Gagal berencana sama dengan merencanakan kegagalan. Begitu ungkapan terkenal yang keluar dari Benjamin Franklin, salah satu founding father Amerika Serikat.
Bagi sepakbola Indonesia, dalam hal ini PSSI dan pengurus liga, molornya waktu sepak mula Liga 1 dimulai serta belum jelasnya jadwal membuat kita bertanya-tanya: Apakah sepakbola Indonesia sedang berencana untuk gagal?
Kata “gagal” bisa berarti banyak karena agenda Indonesia, baik sepakbola maupun bukan sepakbola, sangat menumpuk dari hari ini sampai akhir tahun. Memundurkan waktu dimulainya liga menjadi 23 Maret 2018 berarti harus banyak berurusan dengan agenda-agenda tersebut.
Sebut saja Pilkada (masa kampanye dan debat sampai 23 Juni), puasa Ramadan (17 Mei-16 Juni), Asian Games (18 Agustus-2 September), Asian Para Games (6-13 Oktober), masa kampanye Pilpres (mulai 13 Oktober), Piala AFF (8 November-15 Desember), dan masih banyak lagi. Ngeri.
Padahal awalnya Liga 1 dijadwalkan akan dimulai pada 24 Februari 2018. Jadwal ini kemudian mundur menjadi 3 Maret. “90 persen [liga akan dimulai pada 3 Maret], jangan berubah lagi,” kata COO PT Liga Indonesia Baru (LIB), Tigor Shalom Boboy, dikutip dari Goal.
Ternyata 90 persen tersebut berubah lagi karena dimundurkan menjadi 10 Maret, dan akhirnya mundur kembali menjadi 23 Maret. Kali ini sudah hampir pasti, entah berapa persen jika ingin diberikan angka persentase.
Baca juga: Kepastian Jadwal Liga sebagai Hal Krusial
“Telah disepakati bahwa kick-off Liga 1 2018 adalah 23 Maret 2018. Dibuka dengan laga Bhayangkara FC melawan Persija Jakarta di Stadion Utama Gelora Bung Karno,” kata Berlinton Siahaan, Direktur PT LIB, pada konferensi pers di Hotel Sultan, Jakarta, Kamis (08/03), dikutip dari Liputan 6.

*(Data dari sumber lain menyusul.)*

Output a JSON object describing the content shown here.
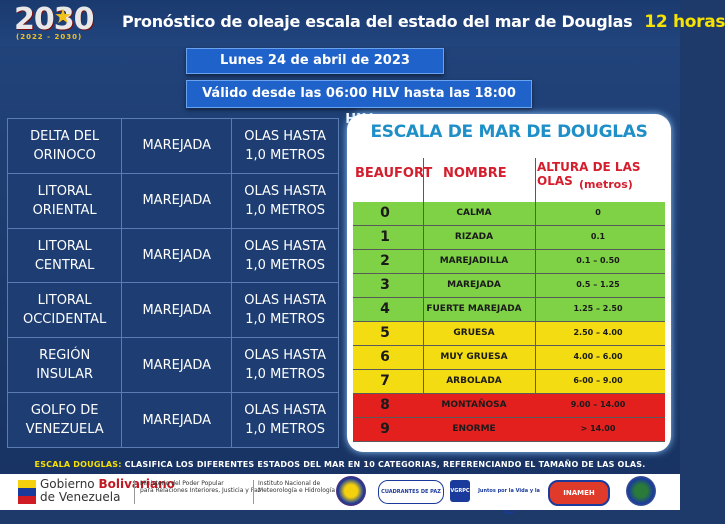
{
  "header": {
    "logo_year": "2030",
    "logo_range": "(2022 - 2030)",
    "title": "Pronóstico de oleaje escala del estado del mar de Douglas",
    "hours": "12 horas"
  },
  "date_line": "Lunes 24 de abril de 2023",
  "validity_line": "Válido desde las 06:00 HLV hasta las 18:00 HLV",
  "forecast": [
    {
      "region_l1": "DELTA DEL",
      "region_l2": "ORINOCO",
      "state": "MAREJADA",
      "waves_l1": "OLAS HASTA",
      "waves_l2": "1,0 METROS"
    },
    {
      "region_l1": "LITORAL",
      "region_l2": "ORIENTAL",
      "state": "MAREJADA",
      "waves_l1": "OLAS HASTA",
      "waves_l2": "1,0 METROS"
    },
    {
      "region_l1": "LITORAL",
      "region_l2": "CENTRAL",
      "state": "MAREJADA",
      "waves_l1": "OLAS HASTA",
      "waves_l2": "1,0 METROS"
    },
    {
      "region_l1": "LITORAL",
      "region_l2": "OCCIDENTAL",
      "state": "MAREJADA",
      "waves_l1": "OLAS HASTA",
      "waves_l2": "1,0 METROS"
    },
    {
      "region_l1": "REGIÓN",
      "region_l2": "INSULAR",
      "state": "MAREJADA",
      "waves_l1": "OLAS HASTA",
      "waves_l2": "1,0 METROS"
    },
    {
      "region_l1": "GOLFO DE",
      "region_l2": "VENEZUELA",
      "state": "MAREJADA",
      "waves_l1": "OLAS HASTA",
      "waves_l2": "1,0 METROS"
    }
  ],
  "scale": {
    "title": "ESCALA DE MAR DE DOUGLAS",
    "col_beaufort": "BEAUFORT",
    "col_nombre": "NOMBRE",
    "col_altura": "ALTURA DE LAS OLAS",
    "col_altura_unit": "(metros)",
    "rows": [
      {
        "b": "0",
        "n": "CALMA",
        "a": "0",
        "color": "#7fd146"
      },
      {
        "b": "1",
        "n": "RIZADA",
        "a": "0.1",
        "color": "#7fd146"
      },
      {
        "b": "2",
        "n": "MAREJADILLA",
        "a": "0.1 – 0.50",
        "color": "#7fd146"
      },
      {
        "b": "3",
        "n": "MAREJADA",
        "a": "0.5 – 1.25",
        "color": "#7fd146"
      },
      {
        "b": "4",
        "n": "FUERTE MAREJADA",
        "a": "1.25 – 2.50",
        "color": "#7fd146"
      },
      {
        "b": "5",
        "n": "GRUESA",
        "a": "2.50 – 4.00",
        "color": "#f4dc12"
      },
      {
        "b": "6",
        "n": "MUY GRUESA",
        "a": "4.00 – 6.00",
        "color": "#f4dc12"
      },
      {
        "b": "7",
        "n": "ARBOLADA",
        "a": "6-00 – 9.00",
        "color": "#f4dc12"
      },
      {
        "b": "8",
        "n": "MONTAÑOSA",
        "a": "9.00 – 14.00",
        "color": "#e4201f"
      },
      {
        "b": "9",
        "n": "ENORME",
        "a": "> 14.00",
        "color": "#e4201f"
      }
    ]
  },
  "note": {
    "key": "ESCALA DOUGLAS:",
    "text": "CLASIFICA LOS DIFERENTES  ESTADOS DEL MAR EN 10 CATEGORIAS,  REFERENCIANDO  EL TAMAÑO DE LAS OLAS."
  },
  "footer": {
    "gob_l1_a": "Gobierno ",
    "gob_l1_b": "Bolivariano",
    "gob_l2": "de Venezuela",
    "ministry_l1": "Ministerio del Poder Popular",
    "ministry_l2": "para Relaciones Interiores, Justicia y Paz",
    "inameh_l1": "Instituto Nacional de",
    "inameh_l2": "Meteorología e Hidrología",
    "cuadrantes": "CUADRANTES DE PAZ",
    "vgrpc": "VGRPC",
    "juntos": "Juntos por la Vida y la Paz",
    "inameh": "INAMEH"
  },
  "colors": {
    "accent_blue": "#1f62c9",
    "header_yellow": "#f7e200",
    "scale_red": "#d41e2d",
    "scale_title_blue": "#1f8fc8"
  }
}
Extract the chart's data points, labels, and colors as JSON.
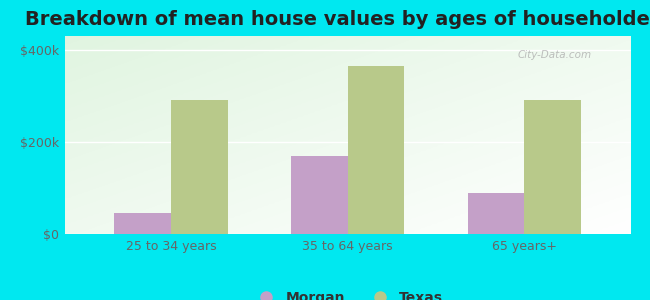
{
  "title": "Breakdown of mean house values by ages of householders",
  "categories": [
    "25 to 34 years",
    "35 to 64 years",
    "65 years+"
  ],
  "morgan_values": [
    45000,
    170000,
    90000
  ],
  "texas_values": [
    290000,
    365000,
    290000
  ],
  "morgan_color": "#c4a0c8",
  "texas_color": "#b8c98a",
  "background_outer": "#00e8f0",
  "yticks": [
    0,
    200000,
    400000
  ],
  "ytick_labels": [
    "$0",
    "$200k",
    "$400k"
  ],
  "ylim": [
    0,
    430000
  ],
  "bar_width": 0.32,
  "legend_labels": [
    "Morgan",
    "Texas"
  ],
  "title_fontsize": 14,
  "tick_fontsize": 9,
  "legend_fontsize": 10
}
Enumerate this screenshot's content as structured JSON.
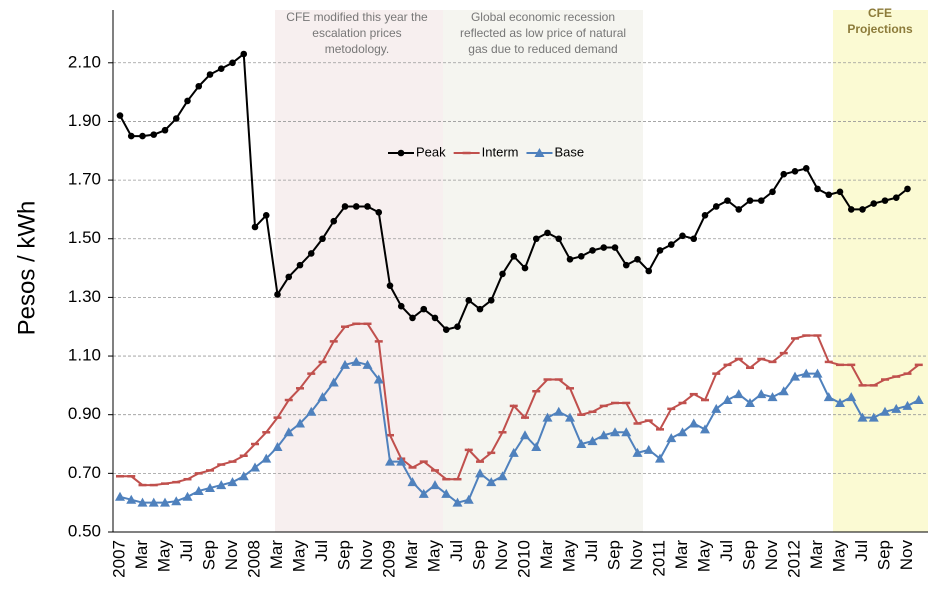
{
  "chart_data": {
    "type": "line",
    "y_label": "Pesos / kWh",
    "annotations": [
      {
        "lines": [
          "CFE modified this year the",
          "escalation prices",
          "metodology."
        ]
      },
      {
        "lines": [
          "Global economic recession",
          "reflected as low price of natural",
          "gas due to reduced demand"
        ]
      },
      {
        "lines": [
          "CFE",
          "Projections"
        ]
      }
    ],
    "categories": [
      "2007",
      null,
      "Mar",
      null,
      "May",
      null,
      "Jul",
      null,
      "Sep",
      null,
      "Nov",
      null,
      "2008",
      null,
      "Mar",
      null,
      "May",
      null,
      "Jul",
      null,
      "Sep",
      null,
      "Nov",
      null,
      "2009",
      null,
      "Mar",
      null,
      "May",
      null,
      "Jul",
      null,
      "Sep",
      null,
      "Nov",
      null,
      "2010",
      null,
      "Mar",
      null,
      "May",
      null,
      "Jul",
      null,
      "Sep",
      null,
      "Nov",
      null,
      "2011",
      null,
      "Mar",
      null,
      "May",
      null,
      "Jul",
      null,
      "Sep",
      null,
      "Nov",
      null,
      "2012",
      null,
      "Mar",
      null,
      "May",
      null,
      "Jul",
      null,
      "Sep",
      null,
      "Nov",
      null
    ],
    "series": [
      {
        "name": "Peak",
        "color": "#000000",
        "marker": "circle",
        "values": [
          1.92,
          1.85,
          1.85,
          1.855,
          1.87,
          1.91,
          1.97,
          2.02,
          2.06,
          2.08,
          2.1,
          2.13,
          1.54,
          1.58,
          1.31,
          1.37,
          1.41,
          1.45,
          1.5,
          1.56,
          1.61,
          1.61,
          1.61,
          1.59,
          1.34,
          1.27,
          1.23,
          1.26,
          1.23,
          1.19,
          1.2,
          1.29,
          1.26,
          1.29,
          1.38,
          1.44,
          1.4,
          1.5,
          1.52,
          1.5,
          1.43,
          1.44,
          1.46,
          1.47,
          1.47,
          1.41,
          1.43,
          1.39,
          1.46,
          1.48,
          1.51,
          1.5,
          1.58,
          1.61,
          1.63,
          1.6,
          1.63,
          1.63,
          1.66,
          1.72,
          1.73,
          1.74,
          1.67,
          1.65,
          1.66,
          1.6,
          1.6,
          1.62,
          1.63,
          1.64,
          1.67,
          null
        ]
      },
      {
        "name": "Interm",
        "color": "#c0504d",
        "marker": "dash",
        "values": [
          0.69,
          0.69,
          0.66,
          0.66,
          0.665,
          0.67,
          0.68,
          0.7,
          0.71,
          0.73,
          0.74,
          0.76,
          0.8,
          0.84,
          0.89,
          0.95,
          0.99,
          1.04,
          1.08,
          1.15,
          1.2,
          1.21,
          1.21,
          1.15,
          0.83,
          0.75,
          0.72,
          0.74,
          0.71,
          0.68,
          0.68,
          0.78,
          0.74,
          0.77,
          0.84,
          0.93,
          0.89,
          0.98,
          1.02,
          1.02,
          0.99,
          0.9,
          0.91,
          0.93,
          0.94,
          0.94,
          0.87,
          0.88,
          0.85,
          0.92,
          0.94,
          0.97,
          0.95,
          1.04,
          1.07,
          1.09,
          1.06,
          1.09,
          1.08,
          1.11,
          1.16,
          1.17,
          1.17,
          1.08,
          1.07,
          1.07,
          1.0,
          1.0,
          1.02,
          1.03,
          1.04,
          1.07
        ]
      },
      {
        "name": "Base",
        "color": "#4f81bd",
        "marker": "triangle",
        "values": [
          0.62,
          0.61,
          0.6,
          0.6,
          0.6,
          0.605,
          0.62,
          0.64,
          0.65,
          0.66,
          0.67,
          0.69,
          0.72,
          0.75,
          0.79,
          0.84,
          0.87,
          0.91,
          0.96,
          1.01,
          1.07,
          1.08,
          1.07,
          1.02,
          0.74,
          0.74,
          0.67,
          0.63,
          0.66,
          0.63,
          0.6,
          0.61,
          0.7,
          0.67,
          0.69,
          0.77,
          0.83,
          0.79,
          0.89,
          0.91,
          0.89,
          0.8,
          0.81,
          0.83,
          0.84,
          0.84,
          0.77,
          0.78,
          0.75,
          0.82,
          0.84,
          0.87,
          0.85,
          0.92,
          0.95,
          0.97,
          0.94,
          0.97,
          0.96,
          0.98,
          1.03,
          1.04,
          1.04,
          0.96,
          0.94,
          0.96,
          0.89,
          0.89,
          0.91,
          0.92,
          0.93,
          0.95
        ]
      }
    ],
    "ylim": [
      0.5,
      2.28
    ],
    "yticks": [
      {
        "value": 0.5,
        "label": "0.50"
      },
      {
        "value": 0.7,
        "label": "0.70"
      },
      {
        "value": 0.9,
        "label": "0.90"
      },
      {
        "value": 1.1,
        "label": "1.10"
      },
      {
        "value": 1.3,
        "label": "1.30"
      },
      {
        "value": 1.5,
        "label": "1.50"
      },
      {
        "value": 1.7,
        "label": "1.70"
      },
      {
        "value": 1.9,
        "label": "1.90"
      },
      {
        "value": 2.1,
        "label": "2.10"
      }
    ],
    "grid": true
  }
}
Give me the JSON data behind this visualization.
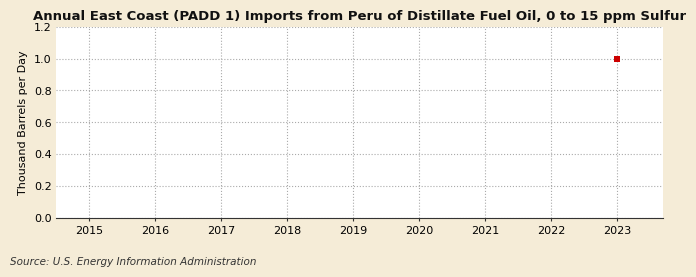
{
  "title": "Annual East Coast (PADD 1) Imports from Peru of Distillate Fuel Oil, 0 to 15 ppm Sulfur",
  "ylabel": "Thousand Barrels per Day",
  "source_text": "Source: U.S. Energy Information Administration",
  "background_color": "#f5ecd7",
  "plot_bg_color": "#ffffff",
  "data_x": [
    2023
  ],
  "data_y": [
    1.0
  ],
  "marker_color": "#cc0000",
  "marker_size": 4,
  "marker_style": "s",
  "xlim": [
    2014.5,
    2023.7
  ],
  "ylim": [
    0.0,
    1.2
  ],
  "xticks": [
    2015,
    2016,
    2017,
    2018,
    2019,
    2020,
    2021,
    2022,
    2023
  ],
  "yticks": [
    0.0,
    0.2,
    0.4,
    0.6,
    0.8,
    1.0,
    1.2
  ],
  "grid_color": "#aaaaaa",
  "grid_style": ":",
  "title_fontsize": 9.5,
  "axis_label_fontsize": 8,
  "tick_fontsize": 8,
  "source_fontsize": 7.5
}
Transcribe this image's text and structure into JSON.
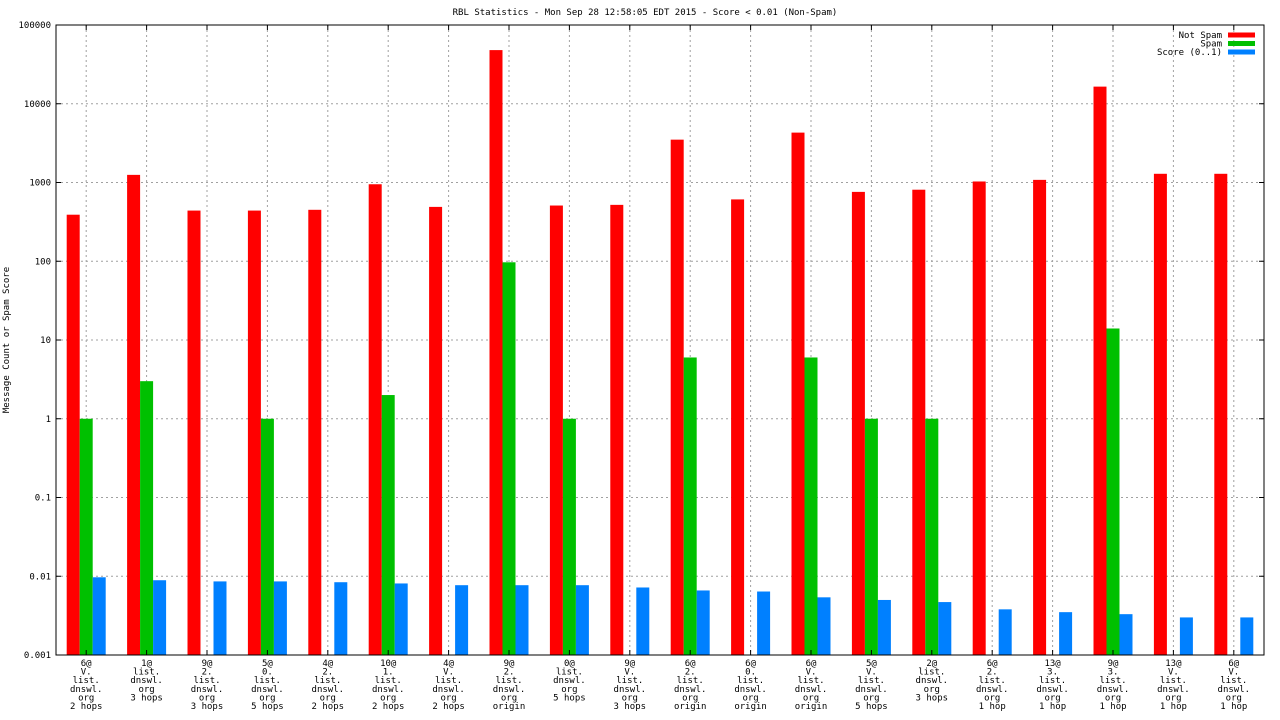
{
  "chart_data": {
    "type": "bar",
    "title": "RBL Statistics - Mon Sep 28 12:58:05 EDT 2015 - Score < 0.01 (Non-Spam)",
    "ylabel": "Message Count or Spam Score",
    "xlabel": "",
    "yscale": "log",
    "ylim": [
      0.001,
      100000
    ],
    "yticks": [
      "0.001",
      "0.01",
      "0.1",
      "1",
      "10",
      "100",
      "1000",
      "10000",
      "100000"
    ],
    "grid": true,
    "legend_position": "top-right",
    "categories": [
      [
        "6@",
        "V.",
        "list.",
        "dnswl.",
        "org",
        "2 hops"
      ],
      [
        "1@",
        "list.",
        "dnswl.",
        "org",
        "3 hops"
      ],
      [
        "9@",
        "2.",
        "list.",
        "dnswl.",
        "org",
        "3 hops"
      ],
      [
        "5@",
        "0.",
        "list.",
        "dnswl.",
        "org",
        "5 hops"
      ],
      [
        "4@",
        "2.",
        "list.",
        "dnswl.",
        "org",
        "2 hops"
      ],
      [
        "10@",
        "1.",
        "list.",
        "dnswl.",
        "org",
        "2 hops"
      ],
      [
        "4@",
        "V.",
        "list.",
        "dnswl.",
        "org",
        "2 hops"
      ],
      [
        "9@",
        "2.",
        "list.",
        "dnswl.",
        "org",
        "origin"
      ],
      [
        "0@",
        "list.",
        "dnswl.",
        "org",
        "5 hops"
      ],
      [
        "9@",
        "V.",
        "list.",
        "dnswl.",
        "org",
        "3 hops"
      ],
      [
        "6@",
        "2.",
        "list.",
        "dnswl.",
        "org",
        "origin"
      ],
      [
        "6@",
        "0.",
        "list.",
        "dnswl.",
        "org",
        "origin"
      ],
      [
        "6@",
        "V.",
        "list.",
        "dnswl.",
        "org",
        "origin"
      ],
      [
        "5@",
        "V.",
        "list.",
        "dnswl.",
        "org",
        "5 hops"
      ],
      [
        "2@",
        "list.",
        "dnswl.",
        "org",
        "3 hops"
      ],
      [
        "6@",
        "2.",
        "list.",
        "dnswl.",
        "org",
        "1 hop"
      ],
      [
        "13@",
        "3.",
        "list.",
        "dnswl.",
        "org",
        "1 hop"
      ],
      [
        "9@",
        "3.",
        "list.",
        "dnswl.",
        "org",
        "1 hop"
      ],
      [
        "13@",
        "V.",
        "list.",
        "dnswl.",
        "org",
        "1 hop"
      ],
      [
        "6@",
        "V.",
        "list.",
        "dnswl.",
        "org",
        "1 hop"
      ]
    ],
    "series": [
      {
        "name": "Not Spam",
        "color": "#ff0000",
        "values": [
          390,
          1250,
          440,
          440,
          450,
          950,
          490,
          48000,
          510,
          520,
          3500,
          610,
          4300,
          760,
          810,
          1030,
          1080,
          16500,
          1290,
          1290
        ]
      },
      {
        "name": "Spam",
        "color": "#00c000",
        "values": [
          1,
          3,
          null,
          1,
          null,
          2,
          null,
          97,
          1,
          null,
          6,
          null,
          6,
          1,
          1,
          null,
          null,
          14,
          null,
          null
        ]
      },
      {
        "name": "Score (0..1)",
        "color": "#0080ff",
        "values": [
          0.0097,
          0.0089,
          0.0086,
          0.0086,
          0.0084,
          0.0081,
          0.0077,
          0.0077,
          0.0077,
          0.0072,
          0.0066,
          0.0064,
          0.0054,
          0.005,
          0.0047,
          0.0038,
          0.0035,
          0.0033,
          0.003,
          0.003
        ]
      }
    ]
  }
}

Bentrok Sana-Sini, Terutama Piala AFF
Namun, urusan tidak beres sampai di situ. Dengan dimulai pada 23 Maret, dan dengan memiliki 18 kesebelasan – artinya akan ada 34 pekan pertandingan (gameweek) – apakah waktunya cukup untuk tak mengganggu segala agenda di atas, terutama Piala AFF?
“Jadwal Liga 1 2018 sudah pasti bertabrakan dengan jadwal Piala AFF Senior,” kata Tigor via Goal. “Liga 1 2018 berjalan seiringan dengan Piala AFF. Kita sudah mendapat sinyal dari PSSI akan hal ini.”
Tidak jelas “sinyal” apa yang dimaksud. Apakah seperti Piala AFF 2016 di mana Tim Nasional Indonesia hanya diperbolehkan memilih dua pemain dari setiap kesebelasan karena Liga Indonesia (saat itu Indonesia Soccer Championship) masih bergulir.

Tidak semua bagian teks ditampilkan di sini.